Aunque popularmente se le llama “gusano”, la ciencia ha intervenido para aclarar que no pertenece a esta familia biológica, revelando una identidad mucho más específica gracias al análisis genético.
Un laboratorio dentro de la botella
A diferencia del tequila, que se comercializa como un destilado puro, algunas marcas de mezcal incluyen este espécimen desde la década de 1940 para ganar reconocimiento en el mercado. Lo que para muchos era un misterio, para los científicos del Museo de Historia Natural de Florida fue una oportunidad de investigación.

Aprovechando que el alcohol del mezcal actúa como un excelente preservador de material genético, los investigadores analizaron 18 larvas extraídas de botellas comerciales en Oaxaca.
El estudio, publicado en 2023, permitió extraer ADN de estos “polizones” que, debido al tiempo sumergidos, habían perdido los rasgos físicos necesarios para una identificación visual directa.
El veredicto genético: la polilla roja del agave
Los resultados del ADN descartaron a los principales sospechosos, como el gorgojo o la mariposa “tequila giant skipper”, cuyas larvas blancas se parecen mucho a las que se ven en el licor.
En su lugar, todas las muestras analizadas coincidieron con una única especie: la larva de la polilla roja del agave (Comadia redtenbacheri).
Este hallazgo aclaró también una confusión histórica sobre el color. Aunque en la naturaleza estas orugas son de un tono rojizo vibrante, la exposición prolongada al alcohol las decolora, dándoles ese aspecto pálido o blanquecino que confunde a los consumidores y coleccionistas.

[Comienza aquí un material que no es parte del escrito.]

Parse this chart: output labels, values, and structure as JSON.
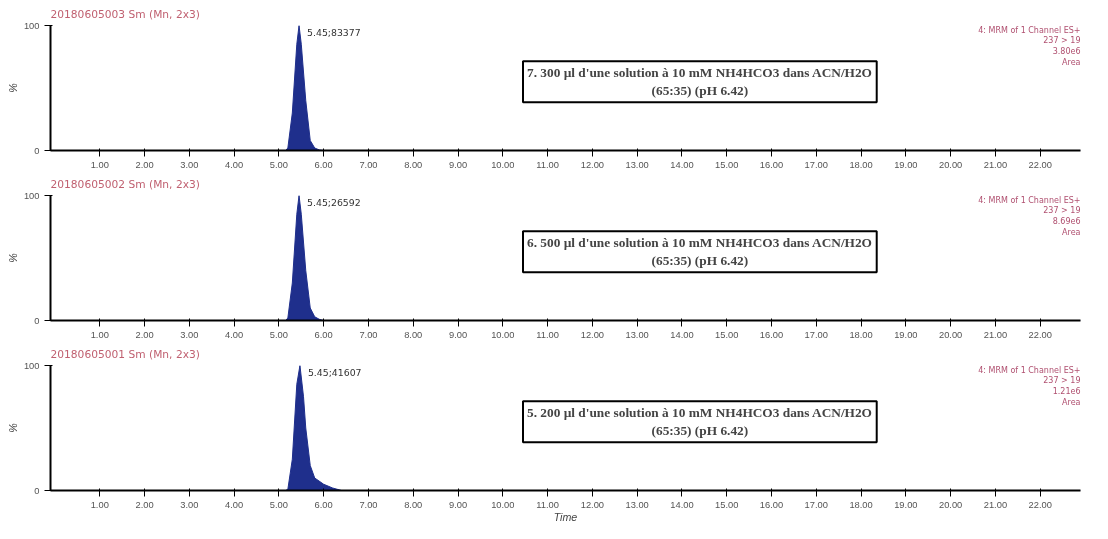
{
  "chart_data": [
    {
      "type": "area",
      "title": "20180605003 Sm (Mn, 2x3)",
      "ylabel": "%",
      "xlim": [
        -0.1,
        22.9
      ],
      "ylim": [
        0,
        100
      ],
      "yticks": [
        0,
        100
      ],
      "grid": false,
      "xticks": [
        {
          "value": 1,
          "label": "1.00"
        },
        {
          "value": 2,
          "label": "2.00"
        },
        {
          "value": 3,
          "label": "3.00"
        },
        {
          "value": 4,
          "label": "4.00"
        },
        {
          "value": 5,
          "label": "5.00"
        },
        {
          "value": 6,
          "label": "6.00"
        },
        {
          "value": 7,
          "label": "7.00"
        },
        {
          "value": 8,
          "label": "8.00"
        },
        {
          "value": 9,
          "label": "9.00"
        },
        {
          "value": 10,
          "label": "10.00"
        },
        {
          "value": 11,
          "label": "11.00"
        },
        {
          "value": 12,
          "label": "12.00"
        },
        {
          "value": 13,
          "label": "13.00"
        },
        {
          "value": 14,
          "label": "14.00"
        },
        {
          "value": 15,
          "label": "15.00"
        },
        {
          "value": 16,
          "label": "16.00"
        },
        {
          "value": 17,
          "label": "17.00"
        },
        {
          "value": 18,
          "label": "18.00"
        },
        {
          "value": 19,
          "label": "19.00"
        },
        {
          "value": 20,
          "label": "20.00"
        },
        {
          "value": 21,
          "label": "21.00"
        },
        {
          "value": 22,
          "label": "22.00"
        }
      ],
      "series": [
        {
          "color": "#1f2f8c",
          "x": [
            -0.1,
            5.15,
            5.2,
            5.3,
            5.4,
            5.45,
            5.5,
            5.6,
            5.7,
            5.8,
            5.9,
            6.0,
            22.9
          ],
          "values": [
            0,
            0,
            2,
            30,
            85,
            100,
            85,
            40,
            8,
            2,
            0.5,
            0,
            0
          ]
        }
      ],
      "annotations": [
        "7. 300 µl d'une solution à 10 mM NH4HCO3 dans ACN/H2O\n(65:35) (pH 6.42)",
        "4: MRM of 1 Channel ES+\n237 > 19\n3.80e6\nArea",
        "5.45;83377"
      ]
    },
    {
      "type": "area",
      "title": "20180605002 Sm (Mn, 2x3)",
      "ylabel": "%",
      "xlim": [
        -0.1,
        22.9
      ],
      "ylim": [
        0,
        100
      ],
      "yticks": [
        0,
        100
      ],
      "grid": false,
      "xticks": [
        {
          "value": 1,
          "label": "1.00"
        },
        {
          "value": 2,
          "label": "2.00"
        },
        {
          "value": 3,
          "label": "3.00"
        },
        {
          "value": 4,
          "label": "4.00"
        },
        {
          "value": 5,
          "label": "5.00"
        },
        {
          "value": 6,
          "label": "6.00"
        },
        {
          "value": 7,
          "label": "7.00"
        },
        {
          "value": 8,
          "label": "8.00"
        },
        {
          "value": 9,
          "label": "9.00"
        },
        {
          "value": 10,
          "label": "10.00"
        },
        {
          "value": 11,
          "label": "11.00"
        },
        {
          "value": 12,
          "label": "12.00"
        },
        {
          "value": 13,
          "label": "13.00"
        },
        {
          "value": 14,
          "label": "14.00"
        },
        {
          "value": 15,
          "label": "15.00"
        },
        {
          "value": 16,
          "label": "16.00"
        },
        {
          "value": 17,
          "label": "17.00"
        },
        {
          "value": 18,
          "label": "18.00"
        },
        {
          "value": 19,
          "label": "19.00"
        },
        {
          "value": 20,
          "label": "20.00"
        },
        {
          "value": 21,
          "label": "21.00"
        },
        {
          "value": 22,
          "label": "22.00"
        }
      ],
      "series": [
        {
          "color": "#1f2f8c",
          "x": [
            -0.1,
            5.15,
            5.2,
            5.3,
            5.4,
            5.45,
            5.5,
            5.6,
            5.7,
            5.8,
            5.9,
            6.0,
            22.9
          ],
          "values": [
            0,
            0,
            2,
            30,
            85,
            100,
            85,
            40,
            10,
            3,
            1,
            0,
            0
          ]
        }
      ],
      "annotations": [
        "6. 500 µl d'une solution à 10 mM NH4HCO3 dans ACN/H2O\n(65:35) (pH 6.42)",
        "4: MRM of 1 Channel ES+\n237 > 19\n8.69e6\nArea",
        "5.45;26592"
      ]
    },
    {
      "type": "area",
      "title": "20180605001 Sm (Mn, 2x3)",
      "ylabel": "%",
      "xlabel": "Time",
      "xlim": [
        -0.1,
        22.9
      ],
      "ylim": [
        0,
        100
      ],
      "yticks": [
        0,
        100
      ],
      "grid": false,
      "xticks": [
        {
          "value": 1,
          "label": "1.00"
        },
        {
          "value": 2,
          "label": "2.00"
        },
        {
          "value": 3,
          "label": "3.00"
        },
        {
          "value": 4,
          "label": "4.00"
        },
        {
          "value": 5,
          "label": "5.00"
        },
        {
          "value": 6,
          "label": "6.00"
        },
        {
          "value": 7,
          "label": "7.00"
        },
        {
          "value": 8,
          "label": "8.00"
        },
        {
          "value": 9,
          "label": "9.00"
        },
        {
          "value": 10,
          "label": "10.00"
        },
        {
          "value": 11,
          "label": "11.00"
        },
        {
          "value": 12,
          "label": "12.00"
        },
        {
          "value": 13,
          "label": "13.00"
        },
        {
          "value": 14,
          "label": "14.00"
        },
        {
          "value": 15,
          "label": "15.00"
        },
        {
          "value": 16,
          "label": "16.00"
        },
        {
          "value": 17,
          "label": "17.00"
        },
        {
          "value": 18,
          "label": "18.00"
        },
        {
          "value": 19,
          "label": "19.00"
        },
        {
          "value": 20,
          "label": "20.00"
        },
        {
          "value": 21,
          "label": "21.00"
        },
        {
          "value": 22,
          "label": "22.00"
        }
      ],
      "series": [
        {
          "color": "#1f2f8c",
          "x": [
            -0.1,
            5.15,
            5.2,
            5.3,
            5.4,
            5.47,
            5.55,
            5.6,
            5.7,
            5.8,
            6.0,
            6.2,
            6.4,
            22.9
          ],
          "values": [
            0,
            0,
            1,
            25,
            85,
            100,
            75,
            50,
            20,
            10,
            5,
            2,
            0,
            0
          ]
        }
      ],
      "annotations": [
        "5. 200 µl d'une solution à 10 mM NH4HCO3 dans ACN/H2O\n(65:35) (pH 6.42)",
        "4: MRM of 1 Channel ES+\n237 > 19\n1.21e6\nArea",
        "5.45;41607"
      ]
    }
  ]
}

El peso de la fama y el riesgo ambiental
A diferencia de otros productos, estos insectos no se crían de forma industrial y su recolección puede ser devastadora para el ecosistema. Para obtener las larvas, los recolectores a menudo deben excavar en el corazón del agave, lo que puede dañar o incluso matar a la planta.

Estudios recientes advierten que esta práctica puede reducir las poblaciones de ciertas especies de agave hasta en un 57 %, poniendo en riesgo la sostenibilidad de la tradición que le dio fama al mezcal.
La ciencia ha resuelto el misterio de la identidad, pero ahora el desafío es garantizar que la polilla del agave y su hábitat sobrevivan al éxito global de la bebida que los hizo famosos.